Non nel senso che sono finti, ma in quanto eventi di vetrina, che sarebbero anche molto interessanti se fossero organizzati con meno apparenza e più sostanza..

L’iniziativa di cui parlo è questa, pubblicizzata su Rupubblica, interessantissima e godibile solo per pochi ma con tanto di dépliant con nota introduttiva del sindaco: “Anche quest’anno, con la terza edizione di “RomaNascosta”, Roma Capitale offre ai cittadini ed ai turisti la possibilità di visitare il più importante patrimonio archeologico del mondo. Con un’offerta di oltre 400 visite guidate, gli appassionati di archeologia sotterranea hanno l’opportunità di toccare con mano le radici storiche della nostra Città. Un’ulteriore conferma della vitalità culturale di Roma, una Capitale moderna con un cuore antico.

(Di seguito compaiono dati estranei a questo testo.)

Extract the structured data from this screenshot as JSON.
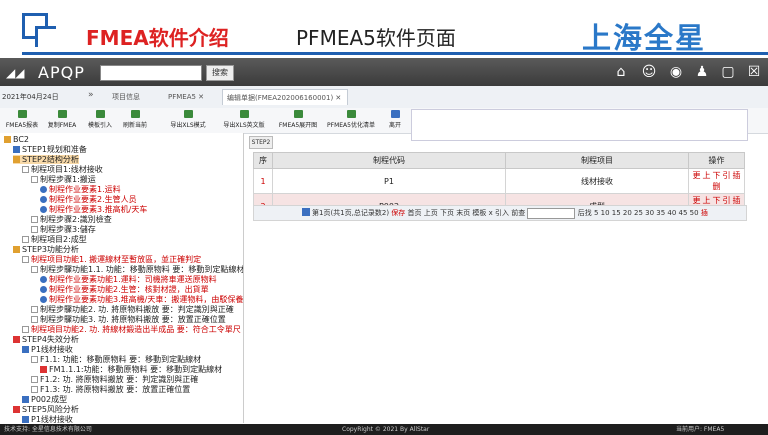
{
  "slide": {
    "title_red": "FMEA软件介绍",
    "title_black": "PFMEA5软件页面",
    "brand": "上海全星"
  },
  "app": {
    "logo": "APQP",
    "search_button": "搜索",
    "icons": [
      "home-icon",
      "users-icon",
      "globe-icon",
      "user-icon",
      "window-icon",
      "close-icon"
    ]
  },
  "tabs": {
    "date": "2021年04月24日",
    "items": [
      "项目信息",
      "PFMEA5 ✕",
      "编辑单据(FMEA202006160001) ✕"
    ]
  },
  "toolbar": {
    "buttons": [
      "FMEA5报表",
      "复制FMEA",
      "模板引入",
      "刷新当前",
      "导出XLS模式",
      "导出XLS英文版",
      "FMEA5展开图",
      "PFMEA5优化清单",
      "离开"
    ]
  },
  "tree": [
    {
      "text": "BC2",
      "indent": 0,
      "mark": "folder"
    },
    {
      "text": "STEP1规划和准备",
      "indent": 1,
      "mark": "blue"
    },
    {
      "text": "STEP2结构分析",
      "indent": 1,
      "mark": "folder",
      "selected": true
    },
    {
      "text": "制程项目1:线材接收",
      "indent": 2,
      "mark": "exp"
    },
    {
      "text": "制程步骤1:搬运",
      "indent": 3,
      "mark": "exp"
    },
    {
      "text": "制程作业要素1.运料",
      "indent": 4,
      "mark": "person",
      "color": "red"
    },
    {
      "text": "制程作业要素2.生管人员",
      "indent": 4,
      "mark": "person",
      "color": "red"
    },
    {
      "text": "制程作业要素3.推高机/天车",
      "indent": 4,
      "mark": "person",
      "color": "red"
    },
    {
      "text": "制程步骤2:識別檢查",
      "indent": 3,
      "mark": "exp"
    },
    {
      "text": "制程步骤3:儲存",
      "indent": 3,
      "mark": "exp"
    },
    {
      "text": "制程項目2:成型",
      "indent": 2,
      "mark": "exp"
    },
    {
      "text": "STEP3功能分析",
      "indent": 1,
      "mark": "folder"
    },
    {
      "text": "制程项目功能1. 搬運線材至暫放區，並正確判定",
      "indent": 2,
      "mark": "exp",
      "color": "red"
    },
    {
      "text": "制程步驟功能1.1. 功能：移動原物料 要：移動到定點線材",
      "indent": 3,
      "mark": "exp"
    },
    {
      "text": "制程作业要素功能1.運料：司機將車運送原物料",
      "indent": 4,
      "mark": "person",
      "color": "red"
    },
    {
      "text": "制程作业要素功能2.生管：核對材證，出貨單",
      "indent": 4,
      "mark": "person",
      "color": "red"
    },
    {
      "text": "制程作业要素功能3.堆高機/天車：搬運物料，由駁保養",
      "indent": 4,
      "mark": "person",
      "color": "red"
    },
    {
      "text": "制程步驟功能2. 功. 將原物料搬放 要：判定識別與正確",
      "indent": 3,
      "mark": "exp"
    },
    {
      "text": "制程步驟功能3. 功. 將原物料搬放 要：放置正確位置",
      "indent": 3,
      "mark": "exp"
    },
    {
      "text": "制程項目功能2. 功. 將線材鍛造出半成品 要：符合工令單尺",
      "indent": 2,
      "mark": "exp",
      "color": "red"
    },
    {
      "text": "STEP4失效分析",
      "indent": 1,
      "mark": "red"
    },
    {
      "text": "P1线材接收",
      "indent": 2,
      "mark": "blue"
    },
    {
      "text": "F1.1: 功能：移動原物料 要：移動到定點線材",
      "indent": 3,
      "mark": "exp"
    },
    {
      "text": "FM1.1.1:功能：移動原物料 要：移動到定點線材",
      "indent": 4,
      "mark": "red"
    },
    {
      "text": "F1.2: 功. 將原物料搬放 要：判定識別與正確",
      "indent": 3,
      "mark": "exp"
    },
    {
      "text": "F1.3: 功. 將原物料搬放 要：放置正確位置",
      "indent": 3,
      "mark": "exp"
    },
    {
      "text": "P002成型",
      "indent": 2,
      "mark": "blue"
    },
    {
      "text": "STEP5风险分析",
      "indent": 1,
      "mark": "red"
    },
    {
      "text": "P1线材接收",
      "indent": 2,
      "mark": "blue"
    }
  ],
  "breadcrumb": "STEP2",
  "grid": {
    "headers": [
      "序",
      "制程代码",
      "制程项目",
      "操作"
    ],
    "rows": [
      {
        "num": "1",
        "code": "P1",
        "item": "线材接收",
        "ops": [
          "更",
          "上",
          "下",
          "引",
          "插",
          "删"
        ]
      },
      {
        "num": "2",
        "code": "P002",
        "item": "成型",
        "ops": [
          "更",
          "上",
          "下",
          "引",
          "插",
          "删"
        ]
      }
    ]
  },
  "pager": {
    "text_a": "第1页(共1页,总记录数2)",
    "save": "保存",
    "text_b": "首页 上页 下页 末页 模板 x 引入 前查",
    "text_c": "后找 5 10 15 20 25 30 35 40 45 50",
    "insert": "插"
  },
  "footer": {
    "left": "技术支持: 全星信息技术有限公司",
    "center": "CopyRight © 2021 By AllStar",
    "right": "当前用户: FMEA5"
  }
}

Il Sindaco di Roma Capitale Giovanni Alemanno”. Per me solo conferma del contrario: alla parola cultura associo naturalmente altre parole quali “apertura”, “divulgazione”, “impegno”, “coinvolgimento”. Una capitale che si fregia di avere a cuore la sua storia e la sua cultura altrettanto dovrebbe interessarsi alla cultura dei suoi cittadini e dei suoi ospiti, estendendo al maggior numero possibile di appassionati quello che in questo modo è rimasto un happening elitario (Roma nascosta per davvero, insomma): se 13.000 persona sembrano tante, fatti due calcoli ogni sito archeologico compreso nel programma è rimasto a disposizione di soli 30 visitatori al giorno, numero che sarebbe ridicolo anche per una città d’arte di piccole dimensioni (come Ravenna, ad esempio).

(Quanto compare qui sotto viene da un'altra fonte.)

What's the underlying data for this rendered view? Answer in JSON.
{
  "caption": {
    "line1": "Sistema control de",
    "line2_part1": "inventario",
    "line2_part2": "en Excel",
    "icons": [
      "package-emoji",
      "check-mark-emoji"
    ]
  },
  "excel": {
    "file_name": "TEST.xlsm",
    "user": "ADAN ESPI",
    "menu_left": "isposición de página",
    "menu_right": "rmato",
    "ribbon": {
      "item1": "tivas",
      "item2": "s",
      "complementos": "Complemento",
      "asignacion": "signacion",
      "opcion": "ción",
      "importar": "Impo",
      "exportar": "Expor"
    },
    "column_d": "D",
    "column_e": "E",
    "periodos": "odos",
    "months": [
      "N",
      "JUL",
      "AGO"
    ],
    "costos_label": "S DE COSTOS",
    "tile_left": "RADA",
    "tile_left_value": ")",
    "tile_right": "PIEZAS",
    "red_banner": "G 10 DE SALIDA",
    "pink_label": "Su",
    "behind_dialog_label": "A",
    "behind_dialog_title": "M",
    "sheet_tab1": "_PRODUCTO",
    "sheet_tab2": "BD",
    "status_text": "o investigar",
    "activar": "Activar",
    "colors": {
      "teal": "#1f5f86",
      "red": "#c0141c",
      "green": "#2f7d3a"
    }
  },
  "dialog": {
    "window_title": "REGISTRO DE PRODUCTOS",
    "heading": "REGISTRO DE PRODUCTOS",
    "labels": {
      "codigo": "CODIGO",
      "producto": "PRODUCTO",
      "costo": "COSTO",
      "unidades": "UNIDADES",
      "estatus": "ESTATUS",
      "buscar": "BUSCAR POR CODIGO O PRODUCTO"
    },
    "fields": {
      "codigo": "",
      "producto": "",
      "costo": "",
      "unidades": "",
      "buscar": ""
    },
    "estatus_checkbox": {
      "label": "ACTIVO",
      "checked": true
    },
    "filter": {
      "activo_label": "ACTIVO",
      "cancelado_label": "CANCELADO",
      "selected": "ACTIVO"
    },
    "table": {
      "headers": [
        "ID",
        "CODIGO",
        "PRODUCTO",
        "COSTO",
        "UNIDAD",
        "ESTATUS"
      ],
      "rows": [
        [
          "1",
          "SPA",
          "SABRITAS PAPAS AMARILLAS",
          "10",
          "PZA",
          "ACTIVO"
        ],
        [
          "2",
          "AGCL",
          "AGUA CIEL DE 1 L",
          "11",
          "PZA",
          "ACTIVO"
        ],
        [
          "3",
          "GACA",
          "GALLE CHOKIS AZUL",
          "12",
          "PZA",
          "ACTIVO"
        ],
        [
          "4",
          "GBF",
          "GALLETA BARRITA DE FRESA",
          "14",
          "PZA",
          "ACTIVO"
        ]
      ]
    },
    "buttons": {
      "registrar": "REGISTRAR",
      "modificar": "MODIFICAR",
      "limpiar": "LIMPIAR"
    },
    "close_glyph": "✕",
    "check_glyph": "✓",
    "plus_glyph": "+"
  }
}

Con la prenotazione obbligatoria e la conseguente caccia al biglietto, il tutto si è trasformato in una sorta di spot pubblicitario, accompagnato dalla sensazione che cittadini e turisti fossero solo l’ultima preoccupazione degli organizzatori, tanto che smaltita la delusione, dopo aver letto le parole del responsabile della manifestazione: ”Dietro a tutto questo c’è un lavoro organizzativo complesso, che comincia mesi prima contattando e convincendo i proprietari ad aprire i siti ai visitatori”, mi è rimasta la curiosità di sapere chi siano questi proprietari, visto che nella quasi totalità dei casi si tratta di siti già inseriti nella gestione della Soprintendenza Speciale per beni archeologici di Roma.

 

- Le auto a Villa Borghese

Domanda diretta: perché le fanno entrare? Ma sarebbe davvero tanto difficile chiudere tutto il parco e trasformarlo in una ztl aperta solo ai mezzi di emergenza e a quelli adibiti alla manutenzione del verde?

E non mi si dica che è già così, perché non è vero. Ho visto auto parcheggiate, anche in zona rimozione, lungo via dell’Uccelliera e altre nello spiazzo di fronte all’ingresso del giardino zoologico. Per quale ragione non fare in modo che sia bello passeggiare o pedalare lungo strade che sono parte integrante di un’area verde, senza il timore di essere stesi da un momento all’altro, senza puzza di gas di scappamento, senza dover zigzagare tra i posteggi selvaggi?

Perché non predisporre la zona con piccoli taxi elettrici per condurre quelli che ne hanno necessità da un punto all’altro del parco con una tariffa fissa?

Dev’essere una mia deformazione quella che mi fa considerare un parco pubblico un luogo inadatto al passaggio e allo stazionamento di auto mentre, proprio quella piazzetta di fronte ai cancelli del giardino zoologico di Roma, mi sembrerebbe più consona e utile per una giostra coi cavallini, un gelataio, il chioschetto della piadina (altro tipo di deformazioni) e bambini che giocano, oltre al posto di noleggio e riparazione bici. Perché i romani amano farsi così tanto male?